Thyroid Health Affects Alcohol Cravings, Study Finds
Thyroid Gland and Thyroid Hormones
The thyroid gland sits at the base of the neck between the trachea (i.e., windpipe) and the surface of the skin. It produces two main hormones, known by the nicknames T3 and T4. While the gland releases mostly T4, T3 has a larger impact on body function. The thyroid hormones’ primary function is regulating the breakdown of the fats, proteins and carbohydrates you consume every day and converting these food sources into forms that the body can use. In addition, the gland and its hormones play an essential role in such critical body functions as maintenance of a consistent heart rate, growth and repair of bone tissue, maintenance of immune function, maintenance of respiratory function and maintenance of the various components in blood.
A number of health problems are linked to abnormalities in thyroid function. These problems include an overactive thyroid gland (hyperthyroidism), an underactive thyroid gland (hypothyroidism), a form of damaging inflammation called thyroiditis and thyroid cancer. A pituitary gland hormone called TSH (thyroid-stimulating hormone) helps determine the thyroid gland’s baseline output of T3 and T4.
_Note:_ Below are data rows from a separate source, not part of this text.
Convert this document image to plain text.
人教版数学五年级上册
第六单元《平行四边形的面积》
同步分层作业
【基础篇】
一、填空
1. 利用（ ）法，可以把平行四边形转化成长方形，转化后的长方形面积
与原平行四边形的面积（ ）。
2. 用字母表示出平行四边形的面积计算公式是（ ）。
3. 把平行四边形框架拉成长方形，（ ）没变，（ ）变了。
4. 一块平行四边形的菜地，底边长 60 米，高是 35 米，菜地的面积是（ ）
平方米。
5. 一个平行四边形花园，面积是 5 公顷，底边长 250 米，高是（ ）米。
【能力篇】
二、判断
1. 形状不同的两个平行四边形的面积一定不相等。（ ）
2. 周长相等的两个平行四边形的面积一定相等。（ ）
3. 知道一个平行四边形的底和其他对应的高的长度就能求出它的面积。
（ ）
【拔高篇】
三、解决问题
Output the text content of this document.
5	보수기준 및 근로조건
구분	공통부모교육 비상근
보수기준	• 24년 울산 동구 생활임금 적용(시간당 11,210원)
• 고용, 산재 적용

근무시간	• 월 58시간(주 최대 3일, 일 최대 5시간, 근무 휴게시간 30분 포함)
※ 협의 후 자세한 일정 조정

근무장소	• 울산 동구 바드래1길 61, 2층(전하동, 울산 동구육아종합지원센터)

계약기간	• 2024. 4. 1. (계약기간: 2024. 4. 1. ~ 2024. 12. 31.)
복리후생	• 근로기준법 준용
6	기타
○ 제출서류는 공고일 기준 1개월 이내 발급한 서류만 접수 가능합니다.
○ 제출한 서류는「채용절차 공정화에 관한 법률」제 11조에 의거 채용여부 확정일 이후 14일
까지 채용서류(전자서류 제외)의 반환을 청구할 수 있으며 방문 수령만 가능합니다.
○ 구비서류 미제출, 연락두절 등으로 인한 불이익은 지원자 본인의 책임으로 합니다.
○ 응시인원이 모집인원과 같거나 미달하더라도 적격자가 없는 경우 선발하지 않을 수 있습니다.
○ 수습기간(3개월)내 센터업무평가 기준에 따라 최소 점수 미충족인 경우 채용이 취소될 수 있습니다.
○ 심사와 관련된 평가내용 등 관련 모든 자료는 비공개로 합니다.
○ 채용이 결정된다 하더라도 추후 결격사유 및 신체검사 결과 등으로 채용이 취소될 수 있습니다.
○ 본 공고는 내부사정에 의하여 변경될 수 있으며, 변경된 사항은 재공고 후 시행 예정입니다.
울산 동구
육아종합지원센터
Alcohol and Thyroid Health
Despite its widespread status as a legal recreational substance, alcohol is toxic to the human body when consumed at a rate as low as one standard drink per hour. All told, 260-plus health problems are directly or indirectly related to excessive alcohol intake. People who actively consume heavy amounts of alcohol may not necessarily experience notable changes in their thyroid hormone levels. However, when a person addicted to alcohol stops drinking at least temporarily and goes through withdrawal, his or her thyroid hormone output can drop substantially. As a rule, the amount of hormone disruption increases along with the seriousness of withdrawal-related symptoms. When an alcohol-dependent individual makes it through withdrawal and enters a period of drinking abstinence, his or her thyroid hormone levels will typically gradually return to normal.
Impact on Alcohol Cravings
In the study published in Alcohol and Alcoholism, researchers from Brown University, the Veterans Administration, the National Institute on Drug Abuse and Italy’s Catholic University of Rome used a small-scale project involving 42 people affected by alcoholism to gauge the impact that changes in thyroid health can have on the presence and severity of alcohol cravings. The onset of such cravings is one of the 11 possible symptoms of alcohol use disorder (alcoholism and/or non-addicted alcohol abuse). All of the study enrollees were participants in a three-month course of treatment for their drinking problems. Each enrollee took two screening tests designed to reveal crucial aspects of alcohol craving: the Penn Alcohol Craving Scale and the Obsessive Compulsive Drinking Scale. In addition, each enrollee took screening tests for anxiety, aggression and depression. For each individual, the researchers checked levels of T3 and T4, as well as levels of thyroid-stimulating hormone.
After reviewing all of the available data, the researchers concluded that, at the beginning of the study, relatively low levels of T3 in the participants helped determine the intensity of impulsive and compulsive behaviors that support a craving for continued alcohol consumption. Reductions in T3 levels were linked to reductions in the output of the pituitary gland’s thyroid-stimulating hormone or TSH. Over the course of three months of alcohol treatment, the participants’ TSH levels gradually improved. The biggest positive changes in TSH levels occurred in those individuals who successfully managed to avoid further alcohol intake. Lesser changes occurred in those individuals who temporarily achieved abstinence but later relapsed back into active alcohol consumption.
The study’s authors believe their findings indicate that problems with thyroid hormone output and TSH output in a person who consumes alcohol may serve as a warning sign for serious alcohol-related issues.